149 Views Asked by At

I am trying to build intuition behind various entropies depicted in below diagram:

enter image description here

I am trying to compare it with probability distribution venn diagram:
enter image description here

Also I am trying to keep definitions in consideration while understanding I-diagram:

  1. The entropy of a random variable is the average level of "information"inherent in the variable's possible outcomes:

$$H(X)=E[I(X)]=E[−\log⁡(P(X))]=-\sum_{i=1}^nP(x_i)\log{P(x_i)}$$

  1. The conditional entropy quantifies the amount of information needed to describe the outcome of a random variable $Y$ given that the value of another random variable $X$ is known.

$$H(Y|X)=-\sum_{x\in X,y\in Y}p(x,y)\log \frac{p(x,y)}{p(x)}$$

  1. Joint entropy is a measure of the uncertainty associated with a set of variables.

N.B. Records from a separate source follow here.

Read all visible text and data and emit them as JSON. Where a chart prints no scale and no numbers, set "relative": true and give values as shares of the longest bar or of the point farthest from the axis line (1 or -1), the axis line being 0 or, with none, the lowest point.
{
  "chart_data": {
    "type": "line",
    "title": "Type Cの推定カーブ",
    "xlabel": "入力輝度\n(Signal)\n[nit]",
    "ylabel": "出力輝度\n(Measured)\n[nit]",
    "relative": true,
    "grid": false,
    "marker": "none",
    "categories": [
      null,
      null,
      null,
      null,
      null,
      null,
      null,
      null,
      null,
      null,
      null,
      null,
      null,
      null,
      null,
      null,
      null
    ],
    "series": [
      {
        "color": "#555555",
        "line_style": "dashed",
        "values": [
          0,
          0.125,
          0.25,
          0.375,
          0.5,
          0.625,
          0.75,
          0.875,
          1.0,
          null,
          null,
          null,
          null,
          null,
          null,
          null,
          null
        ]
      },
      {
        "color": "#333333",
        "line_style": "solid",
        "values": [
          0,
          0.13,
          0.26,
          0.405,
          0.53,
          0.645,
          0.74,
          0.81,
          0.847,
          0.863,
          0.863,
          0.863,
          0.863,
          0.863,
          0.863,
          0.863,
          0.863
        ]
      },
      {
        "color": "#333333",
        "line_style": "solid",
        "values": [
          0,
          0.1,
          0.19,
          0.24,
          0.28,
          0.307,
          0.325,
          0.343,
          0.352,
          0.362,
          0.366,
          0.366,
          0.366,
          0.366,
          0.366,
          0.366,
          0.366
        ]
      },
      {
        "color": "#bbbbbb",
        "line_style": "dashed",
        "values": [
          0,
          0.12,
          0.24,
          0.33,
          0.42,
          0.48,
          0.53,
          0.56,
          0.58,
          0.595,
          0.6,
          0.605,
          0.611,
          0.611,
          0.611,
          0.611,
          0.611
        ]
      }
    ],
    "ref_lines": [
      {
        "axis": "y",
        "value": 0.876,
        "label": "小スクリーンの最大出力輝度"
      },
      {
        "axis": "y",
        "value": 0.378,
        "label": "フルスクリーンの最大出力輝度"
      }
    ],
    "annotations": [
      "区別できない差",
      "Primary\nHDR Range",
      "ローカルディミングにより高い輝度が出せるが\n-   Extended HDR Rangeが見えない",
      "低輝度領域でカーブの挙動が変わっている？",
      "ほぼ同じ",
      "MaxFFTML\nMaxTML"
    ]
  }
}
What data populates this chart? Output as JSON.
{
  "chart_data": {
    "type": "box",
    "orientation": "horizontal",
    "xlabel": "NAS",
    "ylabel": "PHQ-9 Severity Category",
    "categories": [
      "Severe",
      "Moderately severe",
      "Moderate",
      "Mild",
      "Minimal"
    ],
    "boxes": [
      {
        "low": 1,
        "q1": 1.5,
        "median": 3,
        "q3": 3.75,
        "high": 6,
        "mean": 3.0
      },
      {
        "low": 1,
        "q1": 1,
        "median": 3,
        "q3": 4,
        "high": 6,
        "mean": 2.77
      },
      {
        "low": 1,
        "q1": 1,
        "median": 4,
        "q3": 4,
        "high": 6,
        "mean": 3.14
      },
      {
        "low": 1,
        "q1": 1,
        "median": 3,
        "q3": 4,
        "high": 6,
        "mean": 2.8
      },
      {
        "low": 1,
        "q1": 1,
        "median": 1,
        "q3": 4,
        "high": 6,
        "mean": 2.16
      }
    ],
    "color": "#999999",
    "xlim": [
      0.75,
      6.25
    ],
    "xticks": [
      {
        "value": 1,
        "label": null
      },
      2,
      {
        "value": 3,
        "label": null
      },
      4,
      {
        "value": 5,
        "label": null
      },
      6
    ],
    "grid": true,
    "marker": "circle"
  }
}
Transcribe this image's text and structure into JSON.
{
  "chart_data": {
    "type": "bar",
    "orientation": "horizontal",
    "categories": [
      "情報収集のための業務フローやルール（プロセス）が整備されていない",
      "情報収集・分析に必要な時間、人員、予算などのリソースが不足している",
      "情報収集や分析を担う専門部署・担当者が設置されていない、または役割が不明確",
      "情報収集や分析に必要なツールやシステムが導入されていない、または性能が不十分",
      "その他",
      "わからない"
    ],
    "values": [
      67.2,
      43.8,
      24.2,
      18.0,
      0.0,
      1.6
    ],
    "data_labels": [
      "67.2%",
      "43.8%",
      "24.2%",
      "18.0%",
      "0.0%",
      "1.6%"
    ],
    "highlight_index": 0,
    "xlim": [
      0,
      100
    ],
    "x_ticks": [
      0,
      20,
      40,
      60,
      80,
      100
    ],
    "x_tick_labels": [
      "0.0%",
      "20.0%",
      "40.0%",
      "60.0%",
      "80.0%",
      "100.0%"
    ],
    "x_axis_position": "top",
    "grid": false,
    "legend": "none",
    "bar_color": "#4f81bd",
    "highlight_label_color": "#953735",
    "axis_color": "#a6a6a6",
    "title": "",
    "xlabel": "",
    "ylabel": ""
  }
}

$$H(X,Y)=-\sum_{x\in X,y\in Y}P(x,y)\log_2[P(x,y)]$$

  1. Mutual information quantifies the "amount of information" obtained about one random variable through observing the other random variable.

$$I(X,Y)=\sum_{x\in X,y\in Y}P(x,y)\log_2\left(\frac{p(x,y)}{p(x)p(y)} \right)$$

Doubts

  1. I am able to intuitively understand labels of probability distribution venn diagramm, but not of information diagram. I feel its possible to have intuition for probability distribution venn diagram because of their simple meaning. For example, even $P(A)$ means number of occurrences of A (out of population). But $H(X)$ is itself an expectation. Hence its impossible to have such clear cut intuition for information diagram. And we need to kind-of memorize the labels. Or is there any simpler intuitions behind information diagram labels?

  2. How are those conditional entropy $H(X|Y)$ and $H(Y|X)$ labels came? Especially given we cant label any part of venn diagram with conditional probability.

  3. Also how its labeled $H(X|Y)$, given that part is outside $H(Y)$?

  4. Can we draw any mathematical intuition for informaton digram label $I(X,Y)$?

  5. Wikipedia does not give any good "logical" definition joint entropy. Can we have one which will lead to the label $H(X,Y)$? Also is it parallel to joint distribution, especially given that we cannot label any part of venn diagram with joint distribution?

1

There are 1 best solutions below

3
On

The information diagram is just a way to represent the fundamental equations $$ H(X,Y)=H(X)+H(Y|X), $$

and

$$ I(X;Y)=H(X)-H(X|Y), $$

and their versions with $X$ and $Y$ exchanged. Nothing more than that.